Contrôle territorial au Burkina Faso : quand les chiffres masquent la réalité du terrain

Un discours officiel en décalage flagrant avec la réalité des populations

Le gouvernement transitoire du Burkina Faso annonce avoir repris le contrôle de 74,53 % du territoire national, un chiffre qui, en apparence, symbolise une avancée majeure dans la lutte contre les groupes armés. Pourtant, cette affirmation se heurte aux témoignages des habitants, aux rapports humanitaires et aux analyses indépendantes, révélant une stratégie de communication politique bien plus qu’une victoire militaire tangible.

Contrôle territorial : une définition floue et des critères discutables

Pour justifier ces pourcentages, les autorités burkinabè élargissent considérablement la notion de « contrôle ». Une simple présence militaire ponctuelle, le passage de convois sous escorte ou des patrouilles mobiles suffisent à classer une zone comme « sécurisée ». Pourtant, une véritable maîtrise du territoire implique bien plus : la restauration des services publics, la protection permanente des civils et l’absence de menaces récurrentes.

Dans les faits, les groupes armés non étatiques, en particulier le JNIM, maintiennent une pression constante. Ils bloquent les axes routiers stratégiques, organisent des embuscades ciblées et imposent des blocus autour de localités vulnérables dès que les forces régulières se retirent. Les populations locales subissent cette insécurité au quotidien, malgré les annonces officielles.

L’étouffement de l’information : un obstacle à la transparence

Le fossé entre les chiffres affichés et la réalité s’explique aussi par un verrouillage strict de l’information. Les acteurs indépendants – journalistes, ONG locales et experts – se heurtent à des restrictions croissantes pour diffuser des analyses critiques ou des bilans sécuritaires alternatifs. Les accusations de « démoralisation des troupes » servent de prétexte pour museler les voix discordantes.

Par ailleurs, aucune évaluation indépendante n’a pu être menée pour valider les cartes présentées par le ministère de la Défense. Les organismes spécialisés dans le suivi des conflits, comme l’ACLED, confirment au contraire une intensification des violences dans de nombreuses zones du pays, où les incidents armés restent fréquents et meurtriers.

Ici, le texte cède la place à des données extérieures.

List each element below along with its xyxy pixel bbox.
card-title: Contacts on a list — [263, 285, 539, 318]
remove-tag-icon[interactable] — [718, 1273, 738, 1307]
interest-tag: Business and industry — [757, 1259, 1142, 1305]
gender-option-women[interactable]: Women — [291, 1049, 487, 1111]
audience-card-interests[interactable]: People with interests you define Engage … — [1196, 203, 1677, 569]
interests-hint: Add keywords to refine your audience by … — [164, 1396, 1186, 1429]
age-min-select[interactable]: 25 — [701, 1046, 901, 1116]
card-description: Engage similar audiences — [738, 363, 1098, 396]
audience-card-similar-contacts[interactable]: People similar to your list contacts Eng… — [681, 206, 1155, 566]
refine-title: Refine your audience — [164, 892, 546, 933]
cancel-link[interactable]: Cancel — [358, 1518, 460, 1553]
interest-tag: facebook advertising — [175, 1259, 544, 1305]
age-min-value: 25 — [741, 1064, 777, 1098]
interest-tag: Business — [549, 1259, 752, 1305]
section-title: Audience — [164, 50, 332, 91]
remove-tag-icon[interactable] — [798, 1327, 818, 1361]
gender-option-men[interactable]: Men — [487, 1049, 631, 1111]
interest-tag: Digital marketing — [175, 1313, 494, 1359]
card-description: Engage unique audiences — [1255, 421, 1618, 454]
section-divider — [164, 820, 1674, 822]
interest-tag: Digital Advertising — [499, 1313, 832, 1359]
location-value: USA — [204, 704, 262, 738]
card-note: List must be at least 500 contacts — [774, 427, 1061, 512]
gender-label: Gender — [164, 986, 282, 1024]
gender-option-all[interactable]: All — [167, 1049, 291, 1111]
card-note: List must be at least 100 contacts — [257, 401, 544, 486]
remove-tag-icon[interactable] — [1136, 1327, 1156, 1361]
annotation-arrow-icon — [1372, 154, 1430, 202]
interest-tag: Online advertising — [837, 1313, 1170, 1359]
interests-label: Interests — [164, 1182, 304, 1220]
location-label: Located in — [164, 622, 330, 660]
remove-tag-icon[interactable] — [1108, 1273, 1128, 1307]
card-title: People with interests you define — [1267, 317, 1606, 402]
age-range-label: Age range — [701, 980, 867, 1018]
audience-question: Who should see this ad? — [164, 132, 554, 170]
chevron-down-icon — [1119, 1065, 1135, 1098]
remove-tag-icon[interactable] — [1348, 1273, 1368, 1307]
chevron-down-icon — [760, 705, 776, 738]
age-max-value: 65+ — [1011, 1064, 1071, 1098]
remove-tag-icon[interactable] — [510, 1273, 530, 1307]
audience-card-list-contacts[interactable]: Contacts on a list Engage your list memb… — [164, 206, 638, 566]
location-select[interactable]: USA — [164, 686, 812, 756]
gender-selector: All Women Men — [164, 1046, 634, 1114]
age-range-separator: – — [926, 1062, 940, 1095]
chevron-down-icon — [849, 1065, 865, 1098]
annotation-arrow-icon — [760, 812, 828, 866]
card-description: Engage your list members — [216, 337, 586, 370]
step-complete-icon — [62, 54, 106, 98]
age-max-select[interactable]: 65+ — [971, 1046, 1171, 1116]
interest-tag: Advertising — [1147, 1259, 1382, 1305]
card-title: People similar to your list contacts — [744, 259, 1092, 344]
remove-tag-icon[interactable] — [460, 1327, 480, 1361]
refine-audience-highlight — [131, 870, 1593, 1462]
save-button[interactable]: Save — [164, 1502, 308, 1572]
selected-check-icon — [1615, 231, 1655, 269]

Des indicateurs sociaux qui trahissent le récit officiel

Si 75 % du territoire était réellement sous contrôle, les conséquences humanitaires et socio-économiques devraient refléter cette avancée. Or, les données disponibles racontent une tout autre histoire :

  • Une crise des déplacés internes persistante : Les retours vers les villages d’origine restent anecdotiques et risqués. Le nombre de personnes dépendant de l’aide humanitaire ne diminue pas, signe que la sécurité n’est pas rétablie.
  • Des services publics à l’arrêt : Dans les zones prétendument « sécurisées », des milliers d’écoles restent fermées, les professionnels de santé refusent de revenir sans garanties, et l’administration civile peine à s’implanter en dehors des villes protégées.

Un narratif motivé par des enjeux politiques internes

Ce discours triomphaliste répond avant tout à des logiques de légitimation :

  • Justifier la transition : Mettre en avant des « victoires » territoriales permet de renforcer la crédibilité du gouvernement et de prolonger la période de transition, tout en justifiant les sacrifices imposés à la population (taxes exceptionnelles, mobilisations).
  • Cacher les échecs tactiques : En se focalisant sur des pourcentages globaux, les autorités détournent l’attention des revers subis par les forces de sécurité dans le Nord, l’Est et la Boucle du Mouhoun, où les attaques contre les détachements et les milices locales (VDP) sont récurrentes.